Prezes Fed przygotowuje rynki na podwyżkę stóp w USA

źródło: Joanna Bachert, Arkadiusz Trzciołek, Biuro Strategii Rynkowych PKO BP

  • Opublikowano: 29 września 2016, 08:18

  • 0
  • Powiększ tekst

W oczekiwaniu na impuls na rynku przeważa stabilizacja EURUSD przy 1,12 a EURPLN w okolicach 4,30.

W środę na rynku głównej pary walutowej euro notowane było w okolicach 1,12 USD i jest to poziom, wokół którego para EURUSD oscyluje już od blisko miejsca. Choć nadal oczekuje się, że dolar powróci na ścieżkę wzrostu, to jednak aby zejść poniżej wsparcia na 1,112 (budowanego na dołkach z końca sierpnia i połowy września) potrzebuje on nowego paliwa.

Problemy banków w Europie są z definicji negatywne dla euro, jednakże nie doprowadzą one do silnych spadków notowań głównej pary walutowej, bowiem zależność między kursem walutowym a sektorem bankowym mocno w ostatnich miesiącach osłabiła się. Obecnie rynek nie reaguje też przesadnie na komentarze członków FOMC. Niemniej, w ocenie prezes J. Yellen gospodarka USA tworzy ostatnio miejsca pracy w tempie, które może doprowadzić ją do „przegrzania”, co przemawia za stopniowym podwyższaniem stóp procentowych, choć bez ustalonego terminarza ich zmian. Przegrzana gospodarka spowoduje, że Fed stanie przed koniecznością podwyższania stóp bardziej pospiesznie niż by tego chciał. Słowa J. Yellen wypowiedziane w środę w komisji usług finansowych Izby Reprezentantów oznaczać mogą więc podwyżkę na grudniowym posiedzeniu FOMC, gdyż w listopadzie będzie ono tuż przed wyborami prezydenckimi. Tymczasem, wygrana D. Trumpa jest postrzegana, jako większe źródło problemów niż korzyści dla USA i świata, stąd po pierwszej debacie, która w ocenie komentatorów wypadła na korzyść H. Clinton nastroje na rynkach bazowych nie zmieniły się.

Złoty podczas środowego handlu odreagowywał tego tygodniowe umocnienie. Kurs EURPLN chwilami powrócił powyżej 4,30. Przecena nie jest na razie duża, niemniej nadal trzeba liczyć się z możliwą silniejszego ruchu w kolejnych tygodniach, szczególnie jeśli na rynku nasilać zaczną się jastrzębie wypowiedzi członków Fedu.

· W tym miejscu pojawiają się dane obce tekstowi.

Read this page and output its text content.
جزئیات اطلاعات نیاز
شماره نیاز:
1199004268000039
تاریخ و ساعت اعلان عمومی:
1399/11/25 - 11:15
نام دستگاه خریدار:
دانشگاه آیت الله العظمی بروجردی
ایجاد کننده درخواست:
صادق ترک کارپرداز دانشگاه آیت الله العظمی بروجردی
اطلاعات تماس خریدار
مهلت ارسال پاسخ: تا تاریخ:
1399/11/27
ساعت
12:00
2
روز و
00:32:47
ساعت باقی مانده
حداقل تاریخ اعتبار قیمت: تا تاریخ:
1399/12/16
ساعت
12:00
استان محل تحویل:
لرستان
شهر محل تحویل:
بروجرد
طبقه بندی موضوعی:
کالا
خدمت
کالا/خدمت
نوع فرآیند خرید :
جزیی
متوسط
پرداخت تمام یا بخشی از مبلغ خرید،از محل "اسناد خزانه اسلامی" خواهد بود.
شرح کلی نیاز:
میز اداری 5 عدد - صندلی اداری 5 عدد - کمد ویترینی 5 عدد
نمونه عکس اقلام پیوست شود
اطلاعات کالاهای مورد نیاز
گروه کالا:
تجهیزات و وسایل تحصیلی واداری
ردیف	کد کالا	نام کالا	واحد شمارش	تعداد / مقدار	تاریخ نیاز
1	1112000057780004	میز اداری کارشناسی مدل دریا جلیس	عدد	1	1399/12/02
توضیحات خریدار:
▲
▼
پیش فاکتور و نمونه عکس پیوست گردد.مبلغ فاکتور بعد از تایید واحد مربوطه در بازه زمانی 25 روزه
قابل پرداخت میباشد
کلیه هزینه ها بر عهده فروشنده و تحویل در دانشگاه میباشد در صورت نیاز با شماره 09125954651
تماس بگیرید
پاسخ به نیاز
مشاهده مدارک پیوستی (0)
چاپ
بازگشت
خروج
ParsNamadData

Z wydarzeń bieżących w środę uwagę przyciągnęła wypowiedź prezesa EBC dot. polityki monetarnej banku. W ocenie M. Draghi’ego obecnie prowadzone programy wsparcia muszą zostać uzupełnione o działania w innych obszarach, gdyż bank „działa już w pobliżu dolnej granic”, poniżej której nie da się obniżyć stóp. Draghi zwrócił uwagę, że potrzeba więcej naukowych badań dotyczących wzajemnego oddziaływania obszarów polityki, gdyż w jego ocenie przy tak niskich stopach relacje te nasilają się. Sugestie Draghiego nie znalazły jednak odzwierciedlenia w notowaniach rynkowych walut. Z kolei po mocnym odczycie wskaźnika nastrojów Conference Board, wczoraj rynek poznał kolejne lepsze od oczekiwanych dane z USA. We wrześniu zamówienia na dobra trwałe nie zmieniły się w porównaniu z poprzednim miesiącem, kiedy to zwiększyły się o 3,6% tymczasem rynek zakładał ich spadek aż o 1,4%. Po publikacji raportu eurodolar wyraźnie wytracił wzrost.

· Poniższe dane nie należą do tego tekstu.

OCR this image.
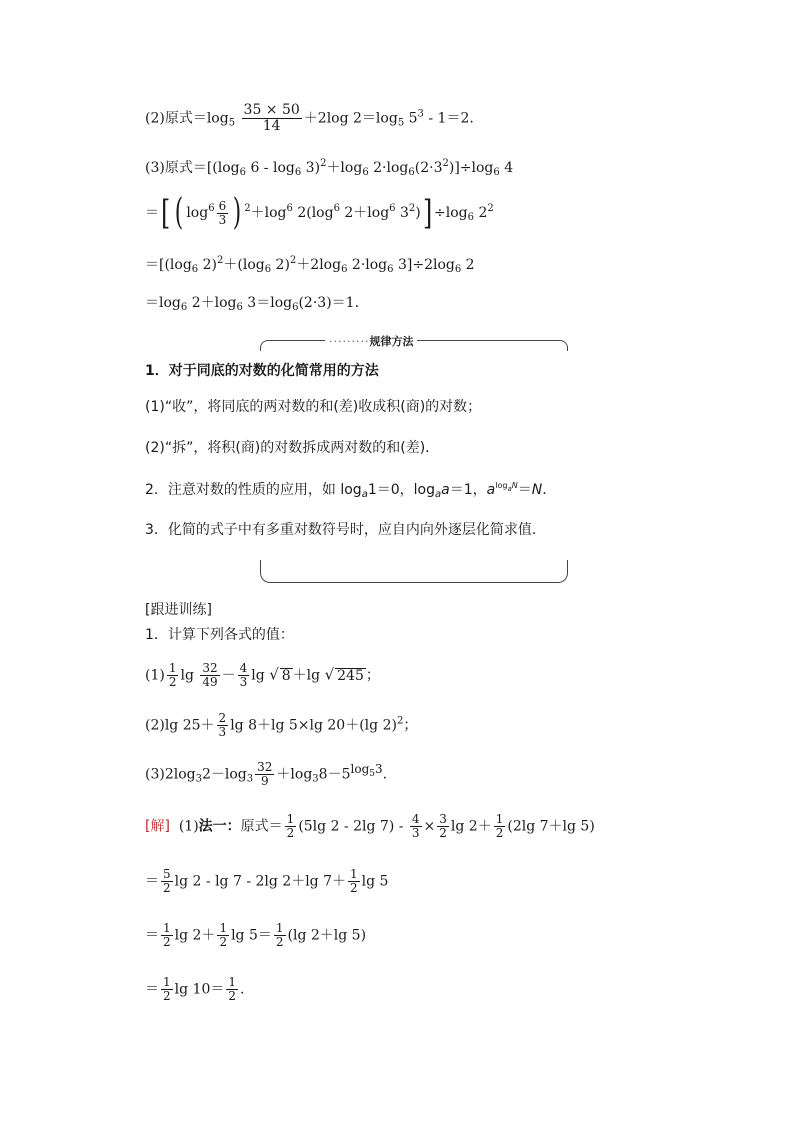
(2)原式$=\log_5 \frac{35 \times 50}{14} +2\log$ $2=\log_5$ $5^3 - 1=2$.
(3)原式$=[(\log_6$ $6 - \log_6 3)^2+\log_6$ $2\cdot\log_6(2\cdot 3^2)]\div\log_6$ 4
＝[ ( $\log^6 \frac{6}{3}$ ) $^2+\log^6$ $2(\log^6$ $2+\log^6$ $3^2)] \div\log_6$ $2^2$
$=[(\log_6$ $2)^2+(\log_6$ $2)^2+2\log_6$ $2\cdot\log_6$ $3]\div 2\log_6$ 2
$=\log_6$ $2+\log_6$ $3=\log_6(2\cdot 3)=1$.
·········规律方法
1．对于同底的对数的化简常用的方法
(1)“收”，将同底的两对数的和(差)收成积(商)的对数；
(2)“拆”，将积(商)的对数拆成两对数的和(差)．
2．注意对数的性质的应用，如 $\log_a1=0$，$\log_aa=1$，$a^{log_aN}=N$.
3．化简的式子中有多重对数符号时，应自内向外逐层化简求值．
[跟进训练]
1．计算下列各式的值：
$(1) \frac{1}{2}$ $\lg \frac{32}{49} - \frac{4}{3}$ lg √ 8 ＋lg √ 245 ；
(2)lg $25+ \frac{2}{3}$ lg 8＋lg 5×lg 20＋(lg 2)$^2$；
$(3)2\log_32-\log_3 \frac{32}{9} +\log_38-5^{log_53}$.
[解]  (1)法一：原式＝ $\frac{1}{2} (5\lg$ 2 - 2lg $7) - \frac{4}{3} \times \frac{3}{2}$ $\lg 2+ \frac{1}{2} (2\lg$ 7＋lg 5)
＝ $\frac{5}{2}$ lg 2 - lg 7 - 2lg 2＋lg $7+ \frac{1}{2}$ lg 5
＝ $\frac{1}{2}$ $\lg 2+ \frac{1}{2}$ $\lg 5= \frac{1}{2} (\lg$ 2＋lg 5)
＝ $\frac{1}{2}$ $\lg 10= \frac{1}{2}$ .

Na rynku stopy procentowej doszło do kolejnego wzrostu rentowności krajowych, najmocniej na długim końcu o około 4pb. Presję na dalsze spadki cen obligacji powinna wywierać publikacja planu podaży papierów skarbowych w czwartym kwartale. Korzystając ze sprzyjających warunków rynkowych MF może zdecydować się na uplasowanie papierów o stosunkowo wysokiej wartości, prefinansując część z przyszłorocznych potrzeb pożyczkowych. Publikacja założeń polityki monetarnej RPP na przyszły rok nie doprowadziła do zmian wyceny działań Rady w kwestii stóp procentowych. Władze monetarne celują w 2,5% wzrost cen z dopuszczalnym zakresem wahań +/-1 pp. Plan na 2017 rok zakłada kontynuację ostrożnej polityki monetarnej, co zostało zasygnalizowane podczas ostatniej konferencji prasowej przez prezesa NBP prof. A. Glapińskiego. Pomimo braku zapewnień ze strony prezesa EBC o przedłużenie czasu trwania skupu aktywów (obecnie obowiązuje do marca 2017), nie ma czynników, które pozwoliłyby na odbicie rentowności w strefie euro. Niemieckie papiery utrzymują się na ujemnych poziomach dzięki przepływom inwestorów o wysokiej awersji do ryzyka. Spread między obligacjami polskimi a niemieckimi w sektorze 10Y to około 300pb, najwyżej od czasu wakacyjnego odreagowania na rynku dłużnym krajów wschodzących. W Niemczech oprócz niskich poziomów na długim końcu krzywej, na coraz niższe spada również krótki koniec. Podczas aukcji 2-letnich obligacji rentowności zostały ustalone na rekordowo niskim poziomie -0,70%, a zaobserwowany popyt był stosunkowo silny, gdzie wskaźnik bid-to-cover wyniósł 1,94.